27/12/2010

O que faz falta


O carro quebrou, a conta bancária estourou, você caiu aquele tombo vergonhoso em frente ao colégio inteiro, tomou o porre do ano, criou a briga que foi o comentário da cidade por semanas, o seu melhor amigo não ligou, o namoro acabou, o poste de luz da esquina foi atingido, a internet caiu a tempo de impedi-la de ver o “oi” tímido que ele finalmente falou, seus pais discutiram, seus avós adoeceram. As coisas apresentam-se erradas, você prevê que não vai parar por aí. Certamente mais coisas ruins estão por vir. Catástrofes, brigas, o mundo conspirando contra você e tudo fazendo questão de dar errado.
Não, chega de colocar a culpa no mundo, dessa vez não. Talvez seja você, com esse temor das coisas irremediavelmente novas, quem estrague tudo. Talvez seja esse medo invisível que senta-se ao seu lado na mesa ao café da manhã e instala-se na sua cama zelando seu sono à noite quem acabe com tudo, afinal. Talvez seja a sua desconfiança das pessoas que se aproximam, a descrença nas suas boas intenções e a covardia exposta em seus olhos quem denunciem que você não está preparada para o mundo lá fora, ou, quem sabe, o cansaço que se materializa em poços fundos sob seus olhos, causado pelas repetições diárias quem indica que você nem ao menos aprendeu a conviver com as próprias mudanças, menos ainda se adaptou a viver onde é mais fácil ser descarado do que tímido, inconstante do que preocupado, grosseiro do que amável.
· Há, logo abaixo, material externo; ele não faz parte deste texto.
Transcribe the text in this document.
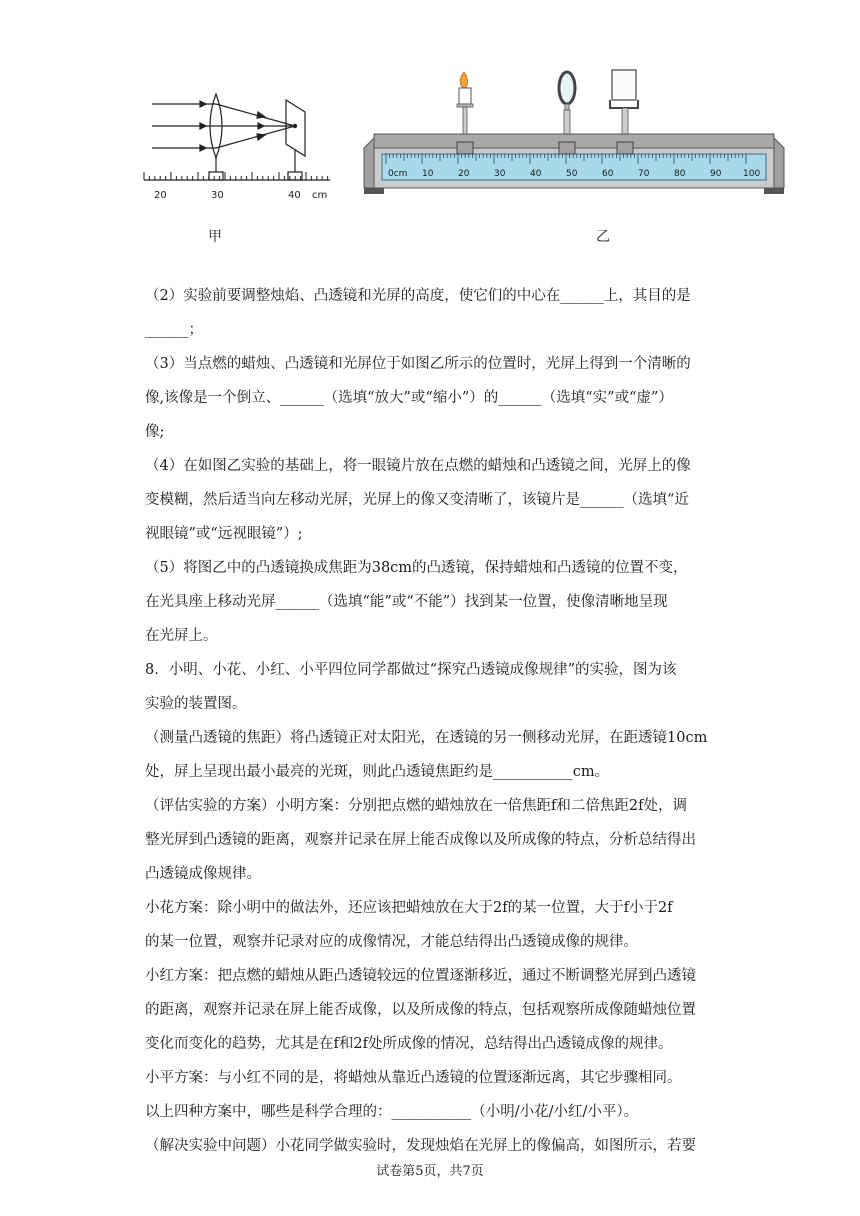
20	30	40 cm
甲
0cm 10	20	30	40	50	60	70	80	90 100
乙
（2）实验前要调整烛焰、凸透镜和光屏的高度，使它们的中心在______上，其目的是
______；
（3）当点燃的蜡烛、凸透镜和光屏位于如图乙所示的位置时，光屏上得到一个清晰的
像,该像是一个倒立、______（选填“放大”或“缩小”）的______（选填“实”或“虚”）
像;
（4）在如图乙实验的基础上，将一眼镜片放在点燃的蜡烛和凸透镜之间，光屏上的像
变模糊，然后适当向左移动光屏，光屏上的像又变清晰了，该镜片是______（选填“近
视眼镜”或“远视眼镜”）;
（5）将图乙中的凸透镜换成焦距为38cm的凸透镜，保持蜡烛和凸透镜的位置不变，
在光具座上移动光屏______（选填“能”或“不能”）找到某一位置，使像清晰地呈现
在光屏上。
8．小明、小花、小红、小平四位同学都做过“探究凸透镜成像规律”的实验，图为该
实验的装置图。
（测量凸透镜的焦距）将凸透镜正对太阳光，在透镜的另一侧移动光屏，在距透镜10cm
处，屏上呈现出最小最亮的光斑，则此凸透镜焦距约是___________cm。
（评估实验的方案）小明方案：分别把点燃的蜡烛放在一倍焦距f和二倍焦距2f处，调
整光屏到凸透镜的距离，观察并记录在屏上能否成像以及所成像的特点，分析总结得出
凸透镜成像规律。
小花方案：除小明中的做法外，还应该把蜡烛放在大于2f的某一位置，大于f小于2f
的某一位置，观察并记录对应的成像情况，才能总结得出凸透镜成像的规律。
小红方案：把点燃的蜡烛从距凸透镜较远的位置逐渐移近，通过不断调整光屏到凸透镜
的距离，观察并记录在屏上能否成像，以及所成像的特点，包括观察所成像随蜡烛位置
变化而变化的趋势，尤其是在f和2f处所成像的情况，总结得出凸透镜成像的规律。
小平方案：与小红不同的是，将蜡烛从靠近凸透镜的位置逐渐远离，其它步骤相同。
以上四种方案中，哪些是科学合理的：___________（小明/小花/小红/小平）。
（解决实验中问题）小花同学做实验时，发现烛焰在光屏上的像偏高，如图所示，若要
试卷第5页，共7页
O bom seria se surpreender, finalmente admite. Surpresas tristes, alegres, espantosas ou mesmo banais, que te façam estremecer, perder o fôlego, sair aos berros pela casa, tropeçar em palavras, abrir e fechar os lábios em encontro ao vazio do espanto. Tudo, tudo menos essa falta de entusiasmo que se tem apresentado no tédio de viver.